Hal itu disampaikan Kabid Humas Polda Maluku, Kombes Roem Ohoirat mewakili Kapolda, Irjen Baharudin Djafar saat menggelar diskusi duduk “Bacarita Kamtibmas” dengan tema Corona di tengah Pilkada Serentak tahun 2020.

Diskusi ini digelar di Baileo Masjid At’Taqwa Aspol Tantui Polda Maluku, Minggu (20/9).

Seperti biasa, kegiatan ini dihadiri sejumlah pejabat utama Polda Maluku. Pada kesempatan itu, Roem menjelaskan, Provinsi Maluku ada empat kabupaten yang melaksanakan pilkada, Polda Maluku tentunya akan all out dalam pengamanan pilkada teraebut.

“Bapak Kapolda sudah langsung datang ke setiap kabupaten yang melaksanakan pilkda untuk mengecek kesiapan polres-polres dalam melaksanakan pengamanan pilkada ini.
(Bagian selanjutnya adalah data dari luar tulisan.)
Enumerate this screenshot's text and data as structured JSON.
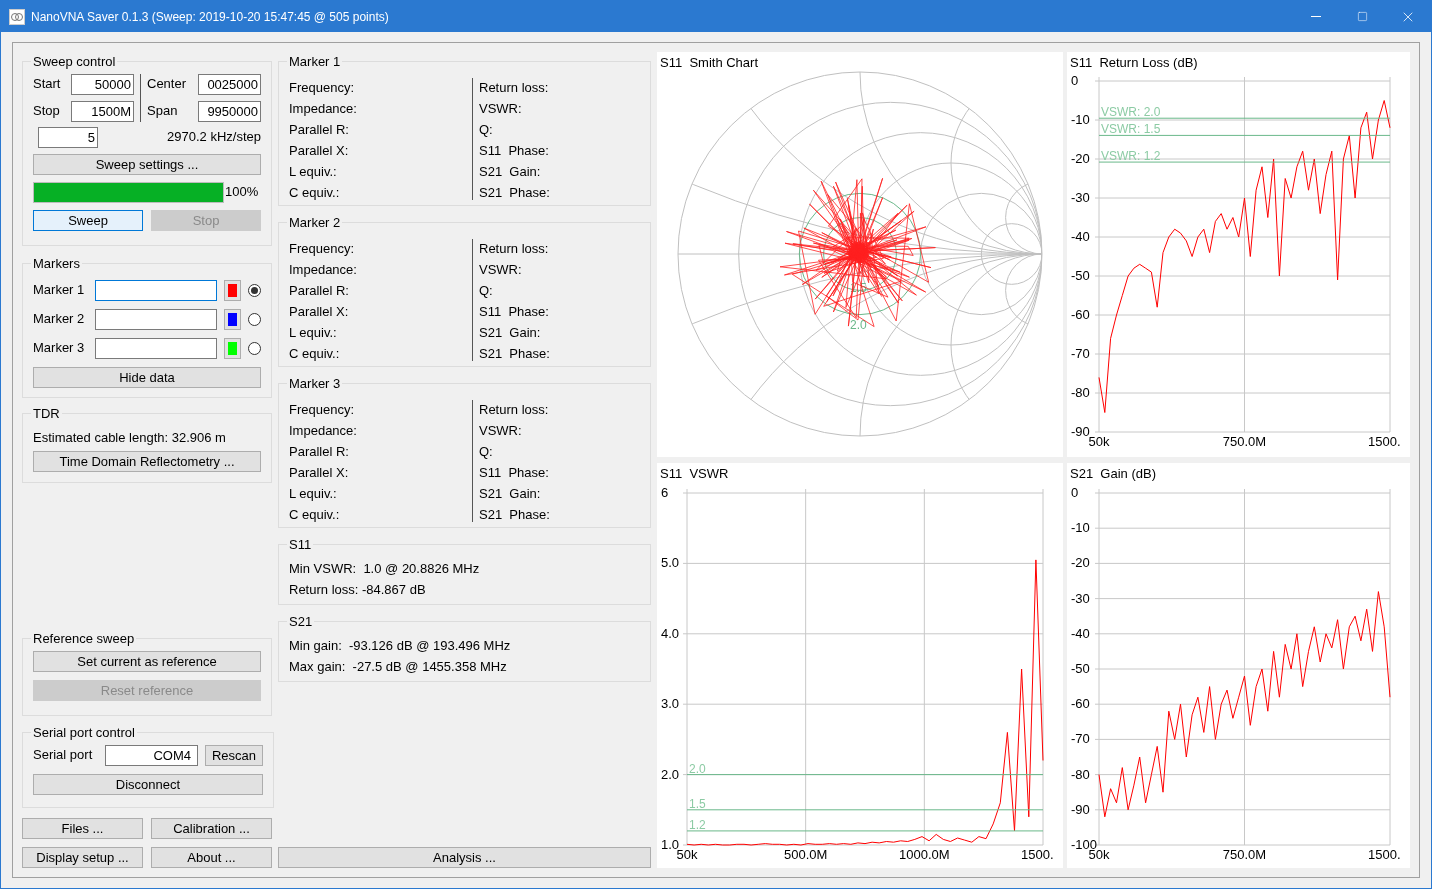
{
  "window": {
    "title": "NanoVNA Saver 0.1.3 (Sweep: 2019-10-20 15:47:45 @ 505 points)"
  },
  "sweep_control": {
    "title": "Sweep control",
    "fields": [
      {
        "label": "Start",
        "value": "50000"
      },
      {
        "label": "Stop",
        "value": "1500M"
      },
      {
        "label": "Center",
        "value": "0025000"
      },
      {
        "label": "Span",
        "value": "9950000"
      }
    ],
    "segments": "5",
    "step": "2970.2 kHz/step",
    "settings_button": "Sweep settings ...",
    "progress": {
      "level": 1.0,
      "reading": "100%"
    },
    "buttons": [
      {
        "label": "Sweep",
        "disabled": false,
        "focused": true
      },
      {
        "label": "Stop",
        "disabled": true,
        "focused": false
      }
    ]
  },
  "markers": {
    "title": "Markers",
    "items": [
      {
        "label": "Marker 1",
        "color": "#ff0000",
        "selected": true,
        "focused": true
      },
      {
        "label": "Marker 2",
        "color": "#0000ff",
        "selected": false,
        "focused": false
      },
      {
        "label": "Marker 3",
        "color": "#00ff00",
        "selected": false,
        "focused": false
      }
    ],
    "hide_button": "Hide data"
  },
  "tdr": {
    "title": "TDR",
    "text": "Estimated cable length: 32.906 m",
    "button": "Time Domain Reflectometry ..."
  },
  "reference_sweep": {
    "title": "Reference sweep",
    "buttons": [
      {
        "label": "Set current as reference",
        "disabled": false
      },
      {
        "label": "Reset reference",
        "disabled": true
      }
    ]
  },
  "serial_port": {
    "title": "Serial port control",
    "label": "Serial port",
    "value": "COM4",
    "rescan_button": "Rescan",
    "disconnect_button": "Disconnect"
  },
  "bottom_buttons": [
    "Files ...",
    "Calibration ...",
    "Display setup ...",
    "About ..."
  ],
  "marker_panels": [
    {
      "title": "Marker 1",
      "left": [
        "Frequency:",
        "Impedance:",
        "Parallel R:",
        "Parallel X:",
        "L equiv.:",
        "C equiv.:"
      ],
      "right": [
        "Return loss:",
        "VSWR:",
        "Q:",
        "S11  Phase:",
        "S21  Gain:",
        "S21  Phase:"
      ]
    },
    {
      "title": "Marker 2",
      "left": [
        "Frequency:",
        "Impedance:",
        "Parallel R:",
        "Parallel X:",
        "L equiv.:",
        "C equiv.:"
      ],
      "right": [
        "Return loss:",
        "VSWR:",
        "Q:",
        "S11  Phase:",
        "S21  Gain:",
        "S21  Phase:"
      ]
    },
    {
      "title": "Marker 3",
      "left": [
        "Frequency:",
        "Impedance:",
        "Parallel R:",
        "Parallel X:",
        "L equiv.:",
        "C equiv.:"
      ],
      "right": [
        "Return loss:",
        "VSWR:",
        "Q:",
        "S11  Phase:",
        "S21  Gain:",
        "S21  Phase:"
      ]
    }
  ],
  "summaries": [
    {
      "title": "S11",
      "lines": [
        "Min VSWR:  1.0 @ 20.8826 MHz",
        "Return loss: -84.867 dB"
      ]
    },
    {
      "title": "S21",
      "lines": [
        "Min gain:  -93.126 dB @ 193.496 MHz",
        "Max gain:  -27.5 dB @ 1455.358 MHz"
      ]
    }
  ],
  "analysis_button": "Analysis ...",
  "charts": [
    {
      "title": "S11  Smith Chart",
      "kind": "smith",
      "ref_labels": [
        "1.5",
        "2.0"
      ]
    },
    {
      "title": "S11  Return Loss (dB)",
      "kind": "return_loss",
      "x_end_label": "1500.",
      "threshold_labels": [
        "VSWR: 2.0",
        "VSWR: 1.5",
        "VSWR: 1.2"
      ],
      "chart_data": {
        "type": "line",
        "grid": true,
        "xlim": [
          50000,
          1500000000
        ],
        "ylim": [
          -90,
          0
        ],
        "x": [
          50000,
          30000000,
          60000000,
          90000000,
          120000000,
          150000000,
          180000000,
          210000000,
          240000000,
          270000000,
          300000000,
          330000000,
          360000000,
          390000000,
          420000000,
          450000000,
          480000000,
          510000000,
          540000000,
          570000000,
          600000000,
          630000000,
          660000000,
          690000000,
          720000000,
          750000000,
          780000000,
          810000000,
          840000000,
          870000000,
          900000000,
          930000000,
          960000000,
          990000000,
          1020000000,
          1050000000,
          1080000000,
          1110000000,
          1140000000,
          1170000000,
          1200000000,
          1230000000,
          1260000000,
          1290000000,
          1320000000,
          1350000000,
          1380000000,
          1410000000,
          1440000000,
          1470000000,
          1500000000
        ],
        "series": [
          {
            "color": "#ff0000",
            "values": [
              -76,
              -85,
              -66,
              -60,
              -55,
              -50,
              -48,
              -47,
              -48,
              -49,
              -58,
              -44,
              -40,
              -38,
              -39,
              -41,
              -45,
              -40,
              -38,
              -44,
              -36,
              -34,
              -38,
              -35,
              -40,
              -30,
              -45,
              -28,
              -22,
              -35,
              -20,
              -50,
              -25,
              -30,
              -22,
              -18,
              -28,
              -20,
              -34,
              -24,
              -18,
              -51,
              -20,
              -14,
              -30,
              -12,
              -8,
              -20,
              -10,
              -5,
              -12
            ]
          }
        ],
        "xticks": [
          {
            "value": 50000,
            "label": "50k"
          },
          {
            "value": 750000000,
            "label": "750.0M"
          }
        ],
        "yticks": [
          {
            "value": 0,
            "label": "0"
          },
          {
            "value": -10,
            "label": "-10"
          },
          {
            "value": -20,
            "label": "-20"
          },
          {
            "value": -30,
            "label": "-30"
          },
          {
            "value": -40,
            "label": "-40"
          },
          {
            "value": -50,
            "label": "-50"
          },
          {
            "value": -60,
            "label": "-60"
          },
          {
            "value": -70,
            "label": "-70"
          },
          {
            "value": -80,
            "label": "-80"
          },
          {
            "value": -90,
            "label": "-90"
          }
        ]
      }
    },
    {
      "title": "S11  VSWR",
      "kind": "vswr",
      "x_end_label": "1500.",
      "threshold_labels": [
        "2.0",
        "1.5",
        "1.2"
      ],
      "chart_data": {
        "type": "line",
        "grid": true,
        "xlim": [
          50000,
          1500000000
        ],
        "ylim": [
          1,
          6
        ],
        "x": [
          50000,
          30000000,
          60000000,
          90000000,
          120000000,
          150000000,
          180000000,
          210000000,
          240000000,
          270000000,
          300000000,
          330000000,
          360000000,
          390000000,
          420000000,
          450000000,
          480000000,
          510000000,
          540000000,
          570000000,
          600000000,
          630000000,
          660000000,
          690000000,
          720000000,
          750000000,
          780000000,
          810000000,
          840000000,
          870000000,
          900000000,
          930000000,
          960000000,
          990000000,
          1020000000,
          1050000000,
          1080000000,
          1110000000,
          1140000000,
          1170000000,
          1200000000,
          1230000000,
          1260000000,
          1290000000,
          1320000000,
          1350000000,
          1380000000,
          1410000000,
          1440000000,
          1470000000,
          1500000000
        ],
        "series": [
          {
            "color": "#ff0000",
            "values": [
              1.01,
              1.0,
              1.01,
              1.0,
              1.01,
              1.0,
              1.0,
              1.01,
              1.01,
              1.0,
              1.01,
              1.02,
              1.01,
              1.01,
              1.0,
              1.01,
              1.0,
              1.02,
              1.01,
              1.01,
              1.02,
              1.01,
              1.02,
              1.01,
              1.03,
              1.02,
              1.04,
              1.03,
              1.05,
              1.04,
              1.06,
              1.05,
              1.08,
              1.12,
              1.06,
              1.15,
              1.08,
              1.05,
              1.1,
              1.07,
              1.04,
              1.12,
              1.09,
              1.3,
              1.6,
              2.6,
              1.2,
              3.5,
              1.4,
              5.05,
              2.2
            ]
          }
        ],
        "xticks": [
          {
            "value": 50000,
            "label": "50k"
          },
          {
            "value": 500000000,
            "label": "500.0M"
          },
          {
            "value": 1000000000,
            "label": "1000.0M"
          }
        ],
        "yticks": [
          {
            "value": 6,
            "label": "6"
          },
          {
            "value": 5,
            "label": "5.0"
          },
          {
            "value": 4,
            "label": "4.0"
          },
          {
            "value": 3,
            "label": "3.0"
          },
          {
            "value": 2,
            "label": "2.0"
          },
          {
            "value": 1,
            "label": "1.0"
          }
        ]
      }
    },
    {
      "title": "S21  Gain (dB)",
      "kind": "gain",
      "x_end_label": "1500.",
      "chart_data": {
        "type": "line",
        "grid": true,
        "xlim": [
          50000,
          1500000000
        ],
        "ylim": [
          -100,
          0
        ],
        "x": [
          50000,
          30000000,
          60000000,
          90000000,
          120000000,
          150000000,
          180000000,
          210000000,
          240000000,
          270000000,
          300000000,
          330000000,
          360000000,
          390000000,
          420000000,
          450000000,
          480000000,
          510000000,
          540000000,
          570000000,
          600000000,
          630000000,
          660000000,
          690000000,
          720000000,
          750000000,
          780000000,
          810000000,
          840000000,
          870000000,
          900000000,
          930000000,
          960000000,
          990000000,
          1020000000,
          1050000000,
          1080000000,
          1110000000,
          1140000000,
          1170000000,
          1200000000,
          1230000000,
          1260000000,
          1290000000,
          1320000000,
          1350000000,
          1380000000,
          1410000000,
          1440000000,
          1470000000,
          1500000000
        ],
        "series": [
          {
            "color": "#ff0000",
            "values": [
              -80,
              -92,
              -84,
              -88,
              -78,
              -90,
              -83,
              -75,
              -88,
              -80,
              -72,
              -85,
              -62,
              -70,
              -60,
              -75,
              -63,
              -58,
              -68,
              -55,
              -70,
              -60,
              -56,
              -64,
              -58,
              -52,
              -66,
              -55,
              -50,
              -62,
              -45,
              -58,
              -43,
              -50,
              -40,
              -55,
              -45,
              -38,
              -48,
              -40,
              -44,
              -36,
              -50,
              -38,
              -35,
              -42,
              -33,
              -45,
              -28,
              -38,
              -58
            ]
          }
        ],
        "xticks": [
          {
            "value": 50000,
            "label": "50k"
          },
          {
            "value": 750000000,
            "label": "750.0M"
          }
        ],
        "yticks": [
          {
            "value": 0,
            "label": "0"
          },
          {
            "value": -10,
            "label": "-10"
          },
          {
            "value": -20,
            "label": "-20"
          },
          {
            "value": -30,
            "label": "-30"
          },
          {
            "value": -40,
            "label": "-40"
          },
          {
            "value": -50,
            "label": "-50"
          },
          {
            "value": -60,
            "label": "-60"
          },
          {
            "value": -70,
            "label": "-70"
          },
          {
            "value": -80,
            "label": "-80"
          },
          {
            "value": -90,
            "label": "-90"
          },
          {
            "value": -100,
            "label": "-100"
          }
        ]
      }
    }
  ]
}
Pelaksanaan pilkada pada saat ini dalam kondisi berbeda yaitu dalam keadaan pandemik Covid-19,” kata Roem.

Baca Juga: Sosialisasi Protokol Kesehatan, Brimob Maluku Gelar Patroli

Roem menambahkan, keputusan untuk pelaksanaan pilkada 9 Desember 2020 sudah diambil oleh pemerintah. Polri selalu siap untuk mengawal dan mengamankan pelaksanaannya.

Roem berharap, partisipasi dari semua pihak terutama bagi setiap kontestan untuk tidak mengumpulkan pendukungnya agar tidak menjadi klaster baru.

“Mari secara bersama-sama dengan niat baik sehingga pelaksanaannya akan menjadi baik. Kita sama-sama berdoa untuk pilkada nanti pelaksanaannya tidak hanya aman dan damai, tetapi juga pilkada yang sehat. Pilkada yang sehat pelaksanaannya dan sehat masyarakatnya,” harap Roem.

Untuk diketahui, mengawali diskusi, politisi partai Nasdem, Abdulah, mengatakan, keputusan pilkada tetap dijalankan di tengah pandemi Covid-19, merupakan keputusan yang paradoks. Di satu sisi melarang masyarakat untuk berkumpul, di sisi lain pemerintah tetap menyelenggarakan pemilihan.

“Ini menimbulkan hal-hal yang tidak bisa dihindari karena para paslon akan mencari suara dan itu akan mengumpulkan masyarakat,” ujar Abdullah.

Hal lain disampaikan, Syarif, perwakilan Komisi Pemilihan Umum (KPU) Kabupaten Buru Selatan, dimana dirinya mengakui semua stake holder sudah luar biasa dalam sosiali­sasi pencegahan Covid-19 ini.

“Sekarang bagaimana kita memperkecil resiko yang menjadi tugas kita bersama,” tandas Syarief.

Menanggapi apa yang disampaikan para narasumber, Direktur Binmas Polda Maluku Kombes Andy Ervin, berharap pilkada 2020 ini berlangsung dengan aman, ini berkaitan dengan hak dan kewajiban setiap warga negara. Hal ini sudah diantisipasi dengan pembatasan rangkaian kegiatan pilkada.

“Polri dalam hal ini sudah ada SOP yang dipegang oleh personil di tiap-tiap TPS dan diharapkan bisa dilaksanakan dan bersinergi dengan penyelenggara. Dan pada saat ini juga polri bersama pemda dan instansi terkait sudah melak­sanakan ops yustisi,” jelas Erwin.

Ia mengharapkan, nantinya pada saat pelaksanaan pilkada situasi covid ini sudah semakin menurun. Dan dalam pelaksanan ops yustisi ini akan dilakukan penindakan kepada semua pelanggar protokol kesehatan.

“Dalam pelaksanan pilkada serentak ini yang dapat kita simpulkan dan kita tekankan adalah semua melaksanakan tugasnya secara profesional. Selain itu bersama-sama bersinergi dan berkomitmen pilkada tertib, aman, damai dan sehat. Partisipasi tokoh masyarakat, tokoh pemuda, tokoh agama untuk dapat Sosialisasi kepada masyarakat berkaitan dengan protokol kesehatan yang harus di lakukan sehingga kesadaran masyarakat akan meningkat,” harapnya (S-32).